Tutorial:
What is the value of knowledge in the era of large-scale pretraining?
Knowledge-Driven Vision-Language Pretraining

AAAI 2023 Tutorial
Time: Feb 8, 2pm-6pm EST
Location: Room 201, Walter E. Washington Convention Center, Washington DC, USA
Zoom: https://underline.io/events/389/sessions?eventSessionId=14162
Manling Li, Xudong Lin, Jie Lei, Mohit Bansal, Heng Ji, Shih-Fu Chang
Contact: manling2@illinois.edu, xudong.lin@columbia.edu, jielei@cs.unc.edu, mbansal@cs.unc.edu, hengji@illinois.edu, sc250@columbia.edu

About

Recent years witness the great success of vision-language (V+L) pretraining models in multimedia applications by learning the alignments between vision and text. The understanding of entity knowledge (i.e., objects and object types) is the fundamental ability for a wide variety of V+L tasks, such as image captioning and visual question answering. They also require the capability of understanding relational knowledge (i.e., scene graphs), which can further support compositional visual question answering, scene graph parsing, etc. On top of that, event knowledge (i.e., event types, actions, activities) with event argument structures (i.e., entities involved and their semantic roles) are critical to support cognition-level visual understanding, such as visual commonsense reasoning, situation recognition, action recognition and human object interaction. To track status changes of events and entities, procedural knowledge is induced for video question answering, action recognition, action segmentation, action localization, action prediction and procedural planning. Instead of explicitly gaining structured knowledge, the knowledge in language models can also benefit vision-language pretraining. Consequently, adding knowledge into vision-language pretraining poses two key challenges, obtaining knowledge at multiple levels, and encoding the structure and semantics of the knowledge.

Figure 1: In this tutorial, we will present advanced vision-language methods that incorporate knowledge from a variety of sources.

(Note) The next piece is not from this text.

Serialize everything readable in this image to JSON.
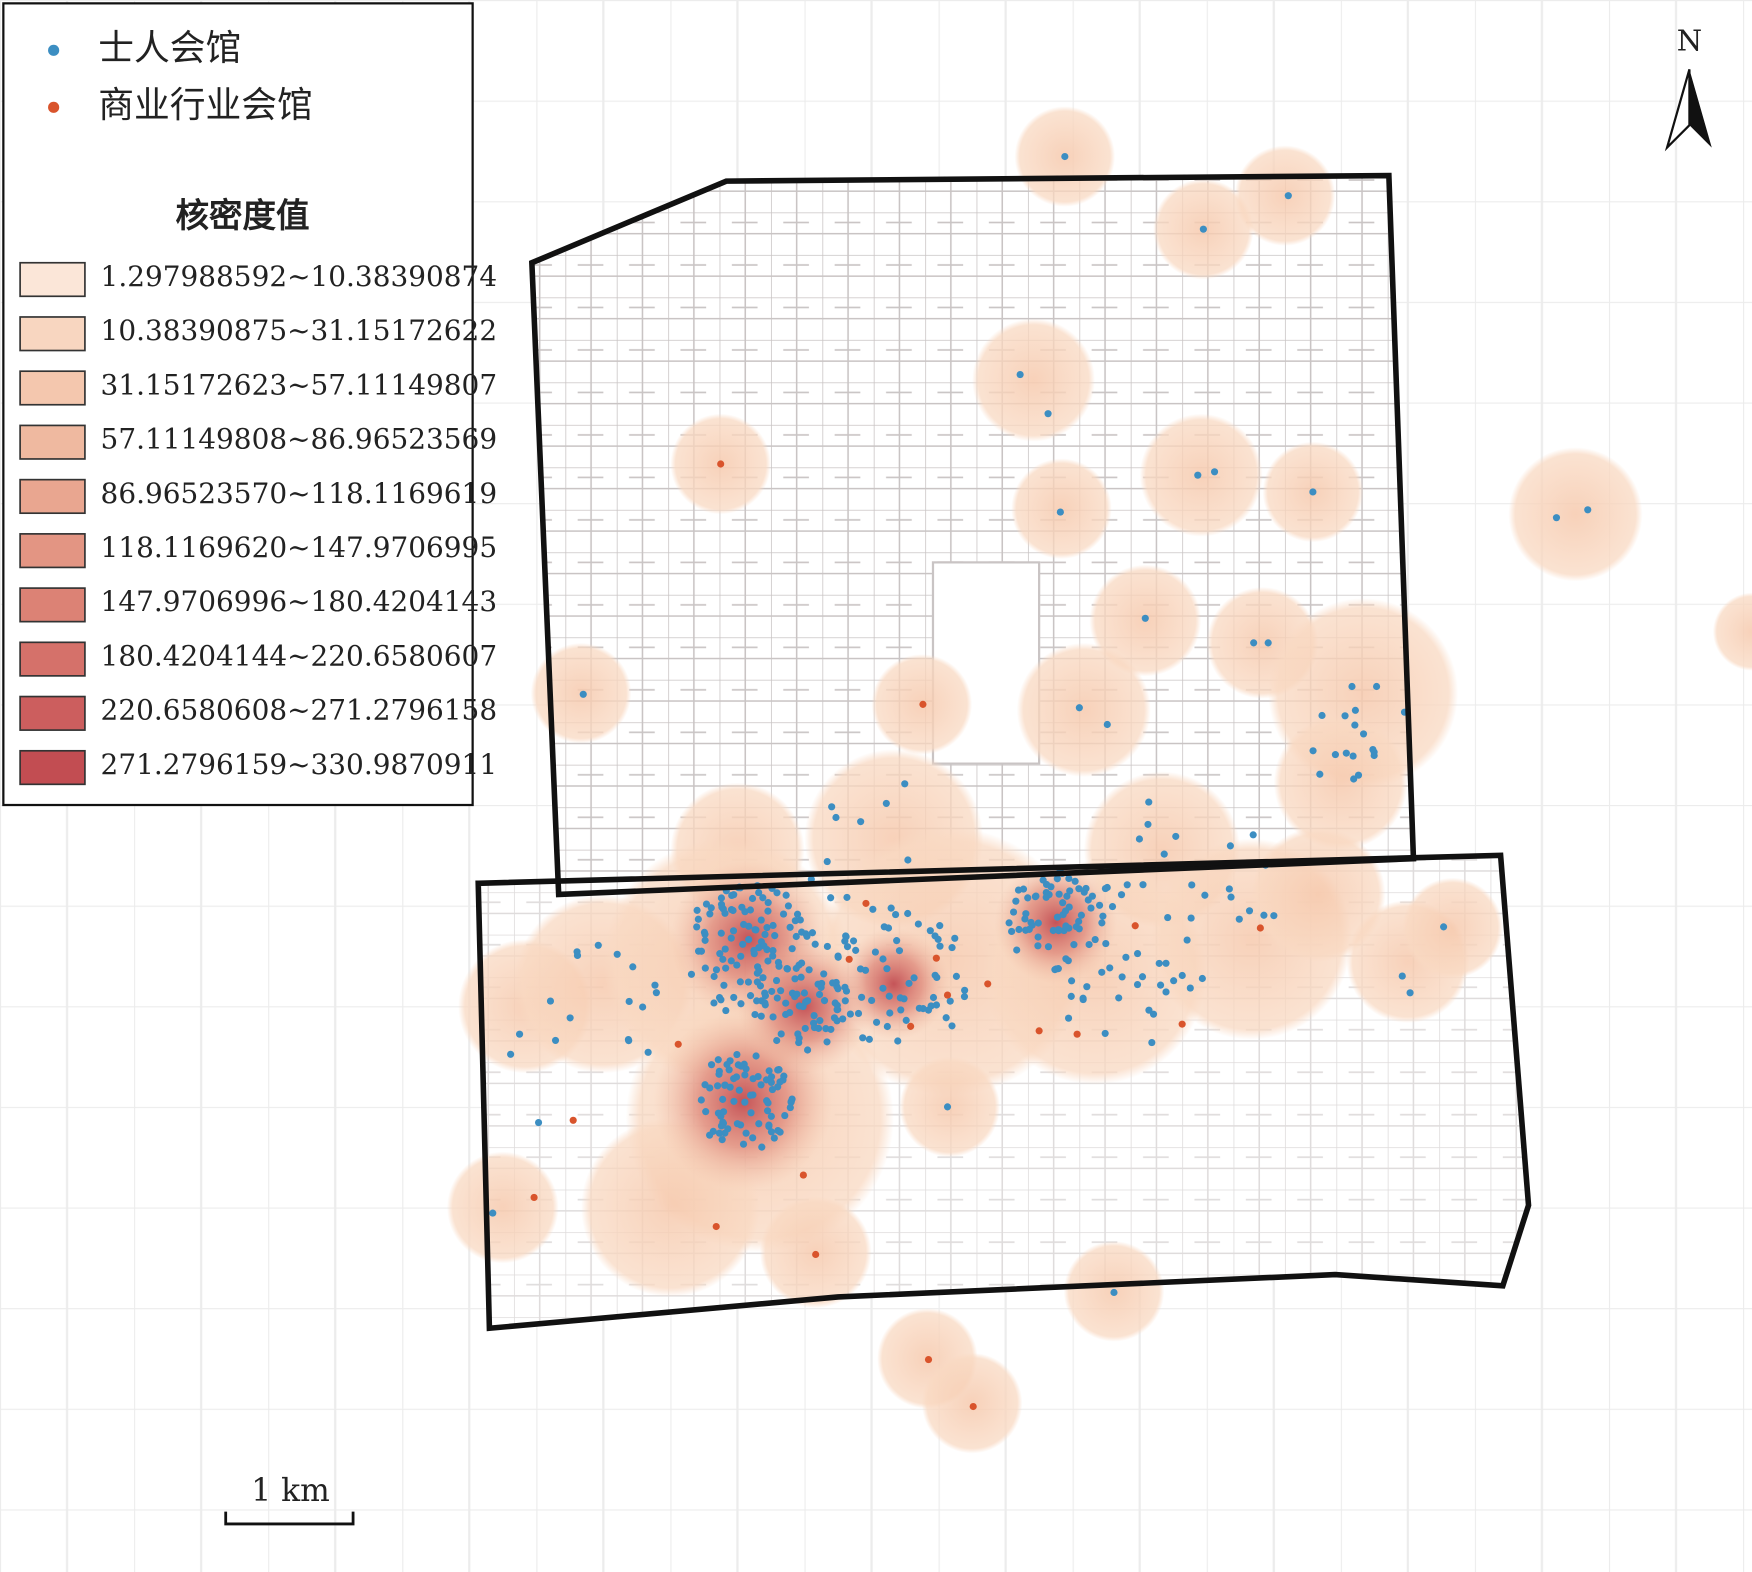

In this tutorial, we will comprehensively review existing paradigms for multimedia knowledge discovery and encoding, and focus on their contributions to vision-language pretraining. We categorize the knowledge into internal self-knowledge and external knowledge. Internal knowledge are extracted from text and vision modalities, such as structured entities, relations, events, and event procedures. We will focus on the structural aspects of the knowledge and address two key challenges regarding the acquisition of knowledge and encoding of structure across multiple modalities. External knowledge can be obtained from knowledge bases or language models, and we will exemplify their use to assist in commonsense understanding of vision modalities, with a focus on the temporal and cognitive aspects. The objective of this tutorial is to introduce participants to recent trends and emerging challenges in knowledge-driven vision-language research, as well as learning resources and tools for participants to obtain ready-to-use models, prompting thorough discussions regarding the impact of structured knowledge on text and vision learning.

Tutorial Schedule

Session	Duration	Time	Presenter	Link
Motivation	15min	2:00-2:15	Manling	Slides , Videos (to appear)
Factual Knowledge: Information about Instances	35min	2:15-2:50	Manling	Slides , Videos (to appear)
Common Knowledge: Commonsense Knowledge	10min	2:50-3:00	Manling	Slides , Videos (to appear)
Common Knowledge: Procedural Knowledge	35min	3:00-3:35	Xudong	Slides , Videos (to appear)
Break	25min	3:35-4:00
Model Knowledge: Knowledge from Language Models and Other Models	30min	4:00-4:30	Jie	Slides , Videos (to appear)
Panel: Knowledge vs Large Models - Does knowledge still have values in the era of large-scale pretraining?	30min	4:30-5:00	Mohit, Shih-Fu, Heng, Jie, Manling (Moderator)	Videos (to appear)
Panel: What is missing in cross-modal knowledge learning?	15min	5:00-5:15	Shih-Fu, Mohit, Xudong, Manling (Moderator)	Videos (to appear)
Panel: Open Challenges?	15min	5:15-5:30	Heng, Shih-Fu, Mohit, Manling (Moderator)	Videos (to appear)
Q&A	30min	5:30-6:00	Shih-Fu, Heng, Mohit, Xudong, Jie, Manling	Videos (to appear)